The Hash Data Structure is one of the most efficient way to manage key value pairs in programming language. By implementing this data structure from scratch in Python and Java, then you have deepened your understanding of how these systems work under the process. This basic knowledge is not only useful in interviews but also in real-world system design.

Frequently Asked Questions

What is a hash data structure used for?

A hash data structure is primarily used for storing data in key-value pairs, allowing quick access to values using unique keys. It’s widely used in databases, caches, language dictionaries, and real-time applications where fast data retrieval is essential.
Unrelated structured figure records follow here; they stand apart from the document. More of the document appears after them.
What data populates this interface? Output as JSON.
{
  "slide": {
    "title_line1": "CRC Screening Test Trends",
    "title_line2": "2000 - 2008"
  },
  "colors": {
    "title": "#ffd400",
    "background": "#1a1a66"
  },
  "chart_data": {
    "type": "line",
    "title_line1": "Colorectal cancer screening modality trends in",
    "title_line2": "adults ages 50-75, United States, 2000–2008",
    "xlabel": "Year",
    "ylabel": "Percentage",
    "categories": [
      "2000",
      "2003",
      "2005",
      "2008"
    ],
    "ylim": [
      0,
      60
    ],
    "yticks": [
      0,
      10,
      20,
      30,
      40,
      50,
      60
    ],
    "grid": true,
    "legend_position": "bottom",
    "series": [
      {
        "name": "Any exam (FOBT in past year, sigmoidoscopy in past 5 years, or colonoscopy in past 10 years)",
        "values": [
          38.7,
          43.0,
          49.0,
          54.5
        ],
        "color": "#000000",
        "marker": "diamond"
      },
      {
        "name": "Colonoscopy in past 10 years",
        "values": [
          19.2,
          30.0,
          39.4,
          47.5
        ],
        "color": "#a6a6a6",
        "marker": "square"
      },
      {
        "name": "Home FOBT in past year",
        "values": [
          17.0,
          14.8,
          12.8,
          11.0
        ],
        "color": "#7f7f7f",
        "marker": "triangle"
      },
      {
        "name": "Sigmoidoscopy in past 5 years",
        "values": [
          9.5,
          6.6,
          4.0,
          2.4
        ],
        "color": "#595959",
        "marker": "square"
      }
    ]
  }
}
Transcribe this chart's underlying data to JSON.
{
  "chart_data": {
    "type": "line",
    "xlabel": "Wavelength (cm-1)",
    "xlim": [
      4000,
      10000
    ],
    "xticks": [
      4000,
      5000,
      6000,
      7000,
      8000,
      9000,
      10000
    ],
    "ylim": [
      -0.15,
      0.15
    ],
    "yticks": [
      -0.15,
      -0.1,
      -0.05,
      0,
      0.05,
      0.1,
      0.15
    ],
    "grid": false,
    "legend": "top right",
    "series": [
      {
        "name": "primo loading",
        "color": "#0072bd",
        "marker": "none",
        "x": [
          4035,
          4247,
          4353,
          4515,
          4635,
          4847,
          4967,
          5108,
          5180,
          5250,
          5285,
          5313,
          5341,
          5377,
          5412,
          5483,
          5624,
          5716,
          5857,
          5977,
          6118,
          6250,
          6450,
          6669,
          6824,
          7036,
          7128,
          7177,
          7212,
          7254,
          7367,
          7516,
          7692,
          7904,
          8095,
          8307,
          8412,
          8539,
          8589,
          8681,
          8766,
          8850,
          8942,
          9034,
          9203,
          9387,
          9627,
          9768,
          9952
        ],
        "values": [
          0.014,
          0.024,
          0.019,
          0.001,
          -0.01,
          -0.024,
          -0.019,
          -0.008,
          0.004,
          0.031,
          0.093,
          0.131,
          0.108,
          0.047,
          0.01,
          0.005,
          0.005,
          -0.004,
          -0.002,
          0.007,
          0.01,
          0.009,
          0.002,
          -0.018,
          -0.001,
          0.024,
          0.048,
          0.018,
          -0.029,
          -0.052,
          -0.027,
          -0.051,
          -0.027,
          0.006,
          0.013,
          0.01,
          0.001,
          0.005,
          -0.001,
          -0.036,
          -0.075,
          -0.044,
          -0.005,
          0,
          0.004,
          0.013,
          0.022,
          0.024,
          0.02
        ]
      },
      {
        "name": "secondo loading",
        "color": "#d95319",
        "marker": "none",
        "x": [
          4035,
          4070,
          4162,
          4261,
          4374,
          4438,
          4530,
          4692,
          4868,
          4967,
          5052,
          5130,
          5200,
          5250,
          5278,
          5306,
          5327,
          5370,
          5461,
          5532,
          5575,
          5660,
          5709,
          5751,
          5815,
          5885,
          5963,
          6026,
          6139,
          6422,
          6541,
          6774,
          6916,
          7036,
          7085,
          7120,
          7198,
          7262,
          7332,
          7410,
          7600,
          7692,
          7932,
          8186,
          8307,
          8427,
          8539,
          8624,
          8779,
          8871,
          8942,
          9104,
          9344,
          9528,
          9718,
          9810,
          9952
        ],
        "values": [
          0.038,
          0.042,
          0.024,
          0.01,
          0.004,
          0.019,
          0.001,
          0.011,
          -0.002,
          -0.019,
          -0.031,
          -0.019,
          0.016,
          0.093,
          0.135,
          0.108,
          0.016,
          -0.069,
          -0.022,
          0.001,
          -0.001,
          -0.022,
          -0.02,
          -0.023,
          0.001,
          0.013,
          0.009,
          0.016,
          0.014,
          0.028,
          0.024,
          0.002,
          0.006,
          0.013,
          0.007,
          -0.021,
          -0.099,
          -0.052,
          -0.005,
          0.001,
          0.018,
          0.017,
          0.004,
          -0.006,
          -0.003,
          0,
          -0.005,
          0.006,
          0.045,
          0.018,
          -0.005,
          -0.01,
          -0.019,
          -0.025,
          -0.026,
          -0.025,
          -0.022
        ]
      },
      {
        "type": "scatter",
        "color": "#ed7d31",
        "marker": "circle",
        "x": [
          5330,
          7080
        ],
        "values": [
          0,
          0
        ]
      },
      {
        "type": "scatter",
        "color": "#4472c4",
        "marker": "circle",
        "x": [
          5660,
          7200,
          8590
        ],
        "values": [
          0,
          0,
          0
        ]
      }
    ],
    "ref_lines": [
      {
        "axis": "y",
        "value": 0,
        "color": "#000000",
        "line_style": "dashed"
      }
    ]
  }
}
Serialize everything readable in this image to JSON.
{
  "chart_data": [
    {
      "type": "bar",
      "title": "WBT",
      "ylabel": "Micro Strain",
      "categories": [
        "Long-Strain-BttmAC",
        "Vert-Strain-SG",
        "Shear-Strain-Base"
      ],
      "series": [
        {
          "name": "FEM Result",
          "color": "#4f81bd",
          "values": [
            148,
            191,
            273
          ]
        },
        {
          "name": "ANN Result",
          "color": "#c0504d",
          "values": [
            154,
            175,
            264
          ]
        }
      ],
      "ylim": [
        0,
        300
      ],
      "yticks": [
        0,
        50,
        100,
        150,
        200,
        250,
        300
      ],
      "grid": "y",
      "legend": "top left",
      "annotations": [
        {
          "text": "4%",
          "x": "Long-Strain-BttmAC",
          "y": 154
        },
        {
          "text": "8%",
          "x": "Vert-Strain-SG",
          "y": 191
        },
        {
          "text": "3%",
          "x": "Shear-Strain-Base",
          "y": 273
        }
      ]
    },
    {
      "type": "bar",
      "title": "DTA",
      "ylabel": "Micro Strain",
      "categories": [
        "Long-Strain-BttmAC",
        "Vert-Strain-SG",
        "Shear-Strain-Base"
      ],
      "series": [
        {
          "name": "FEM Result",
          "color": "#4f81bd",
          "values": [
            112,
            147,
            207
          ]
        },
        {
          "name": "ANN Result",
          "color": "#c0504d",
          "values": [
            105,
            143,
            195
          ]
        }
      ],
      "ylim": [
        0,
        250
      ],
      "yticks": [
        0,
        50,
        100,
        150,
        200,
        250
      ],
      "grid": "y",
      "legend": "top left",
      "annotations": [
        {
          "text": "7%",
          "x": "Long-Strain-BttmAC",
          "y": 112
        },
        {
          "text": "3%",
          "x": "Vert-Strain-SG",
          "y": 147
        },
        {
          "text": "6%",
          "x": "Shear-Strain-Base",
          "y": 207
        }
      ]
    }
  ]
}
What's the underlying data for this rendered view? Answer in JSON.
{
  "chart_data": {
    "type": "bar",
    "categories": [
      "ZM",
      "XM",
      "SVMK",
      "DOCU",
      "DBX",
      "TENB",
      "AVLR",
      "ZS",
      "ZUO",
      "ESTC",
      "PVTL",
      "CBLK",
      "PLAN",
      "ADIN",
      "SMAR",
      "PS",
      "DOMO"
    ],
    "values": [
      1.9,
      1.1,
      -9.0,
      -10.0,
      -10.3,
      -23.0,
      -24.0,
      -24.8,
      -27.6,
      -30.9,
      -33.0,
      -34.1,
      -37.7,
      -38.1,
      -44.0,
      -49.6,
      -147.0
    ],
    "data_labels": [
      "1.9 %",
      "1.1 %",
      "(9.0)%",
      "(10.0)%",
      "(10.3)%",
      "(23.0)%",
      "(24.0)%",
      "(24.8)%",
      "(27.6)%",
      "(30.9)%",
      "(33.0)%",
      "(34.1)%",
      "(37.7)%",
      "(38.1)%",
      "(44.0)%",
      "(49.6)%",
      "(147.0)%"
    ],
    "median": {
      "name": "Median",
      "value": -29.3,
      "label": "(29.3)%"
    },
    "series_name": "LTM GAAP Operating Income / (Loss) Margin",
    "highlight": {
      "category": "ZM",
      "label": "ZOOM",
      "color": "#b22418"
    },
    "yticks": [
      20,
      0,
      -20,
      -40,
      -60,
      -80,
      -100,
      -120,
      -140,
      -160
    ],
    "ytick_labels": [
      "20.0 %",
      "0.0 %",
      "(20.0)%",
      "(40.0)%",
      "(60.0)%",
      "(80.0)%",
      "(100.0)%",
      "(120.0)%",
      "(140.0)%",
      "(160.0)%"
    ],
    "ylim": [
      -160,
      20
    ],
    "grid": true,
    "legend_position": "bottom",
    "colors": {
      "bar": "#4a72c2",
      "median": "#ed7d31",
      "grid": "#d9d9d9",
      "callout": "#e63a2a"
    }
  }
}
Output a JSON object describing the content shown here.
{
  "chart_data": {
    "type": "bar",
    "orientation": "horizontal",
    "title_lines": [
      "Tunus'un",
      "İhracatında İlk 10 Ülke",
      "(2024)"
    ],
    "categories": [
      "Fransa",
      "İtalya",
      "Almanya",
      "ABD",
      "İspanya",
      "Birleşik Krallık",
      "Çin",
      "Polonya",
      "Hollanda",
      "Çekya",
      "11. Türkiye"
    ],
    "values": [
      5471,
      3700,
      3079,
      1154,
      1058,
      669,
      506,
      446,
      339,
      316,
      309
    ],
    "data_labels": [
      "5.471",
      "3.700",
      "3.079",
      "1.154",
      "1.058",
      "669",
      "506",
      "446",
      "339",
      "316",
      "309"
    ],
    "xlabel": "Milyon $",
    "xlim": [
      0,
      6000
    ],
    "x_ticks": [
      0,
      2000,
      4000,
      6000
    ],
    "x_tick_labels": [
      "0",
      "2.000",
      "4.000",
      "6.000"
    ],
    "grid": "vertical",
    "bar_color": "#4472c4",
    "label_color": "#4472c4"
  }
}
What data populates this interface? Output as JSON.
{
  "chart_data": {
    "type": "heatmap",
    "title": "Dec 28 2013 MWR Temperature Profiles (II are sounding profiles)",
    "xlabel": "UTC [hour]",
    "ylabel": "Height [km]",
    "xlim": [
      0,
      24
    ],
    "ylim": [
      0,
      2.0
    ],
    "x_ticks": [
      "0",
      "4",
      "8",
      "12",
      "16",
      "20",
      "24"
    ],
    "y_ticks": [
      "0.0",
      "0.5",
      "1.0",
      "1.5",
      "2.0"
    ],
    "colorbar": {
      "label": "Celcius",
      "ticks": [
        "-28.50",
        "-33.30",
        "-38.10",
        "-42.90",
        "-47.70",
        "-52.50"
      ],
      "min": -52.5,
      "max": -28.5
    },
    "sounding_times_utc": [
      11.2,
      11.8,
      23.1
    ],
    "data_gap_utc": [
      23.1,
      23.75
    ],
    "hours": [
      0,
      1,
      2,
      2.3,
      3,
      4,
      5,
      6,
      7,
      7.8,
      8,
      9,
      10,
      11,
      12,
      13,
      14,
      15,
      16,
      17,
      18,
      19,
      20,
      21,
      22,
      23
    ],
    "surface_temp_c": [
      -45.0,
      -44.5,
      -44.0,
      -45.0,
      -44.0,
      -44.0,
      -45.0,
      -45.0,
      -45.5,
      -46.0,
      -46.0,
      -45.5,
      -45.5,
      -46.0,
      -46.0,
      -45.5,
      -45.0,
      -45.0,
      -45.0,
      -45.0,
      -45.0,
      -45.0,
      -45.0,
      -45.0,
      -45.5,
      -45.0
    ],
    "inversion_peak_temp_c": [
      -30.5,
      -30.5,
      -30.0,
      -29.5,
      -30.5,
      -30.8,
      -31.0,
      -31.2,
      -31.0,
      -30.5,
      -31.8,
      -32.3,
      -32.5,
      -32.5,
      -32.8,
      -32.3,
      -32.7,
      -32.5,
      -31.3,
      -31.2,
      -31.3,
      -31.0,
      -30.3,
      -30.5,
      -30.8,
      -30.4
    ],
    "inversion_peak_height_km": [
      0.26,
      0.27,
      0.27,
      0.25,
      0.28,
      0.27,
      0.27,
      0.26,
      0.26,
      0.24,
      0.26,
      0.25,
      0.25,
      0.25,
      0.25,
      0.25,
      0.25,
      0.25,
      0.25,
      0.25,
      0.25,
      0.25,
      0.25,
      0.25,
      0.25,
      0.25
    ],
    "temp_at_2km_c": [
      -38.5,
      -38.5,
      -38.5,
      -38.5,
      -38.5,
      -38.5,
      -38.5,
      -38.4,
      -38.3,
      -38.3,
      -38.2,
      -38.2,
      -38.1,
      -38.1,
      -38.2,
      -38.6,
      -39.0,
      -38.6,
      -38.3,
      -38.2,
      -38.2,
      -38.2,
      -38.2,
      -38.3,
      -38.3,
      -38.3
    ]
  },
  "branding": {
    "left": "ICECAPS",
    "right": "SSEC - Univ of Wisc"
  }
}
How does a hash function work?

A hash function takes a key (such as a string or number) and converts it into an integer that represents an index in an array. The goal is to distribute keys uniformly across the array to avoid collisions and ensure efficient data access.

What is a collision in hashing, and how is it handled?

A collision occurs when two different keys hash to the same index in the array. Collisions are typically handled using techniques like chaining (storing multiple values in a list at the same index) or open addressing (probing for the next available slot in the array).

What is the difference between a HashMap and a Hashtable in Java?

In Java, a HashMap is non-synchronized and allows one null key and multiple null values. On the other hand a Hashtable is synchronized (thread-safe) but doesn’t allow any null keys or values. HashMap is generally preferred for non-threaded applications due to better performance.

What are hash data structures faster than arrays or linked lists for lookups?

Hash data structures offer constant time complexity (O(1)) for lookups on average, thanks to direct indexing via hash functions. In contrast, arrays and linked lists may require linear time (O(n)) to search for an element, especially when the dataset is large.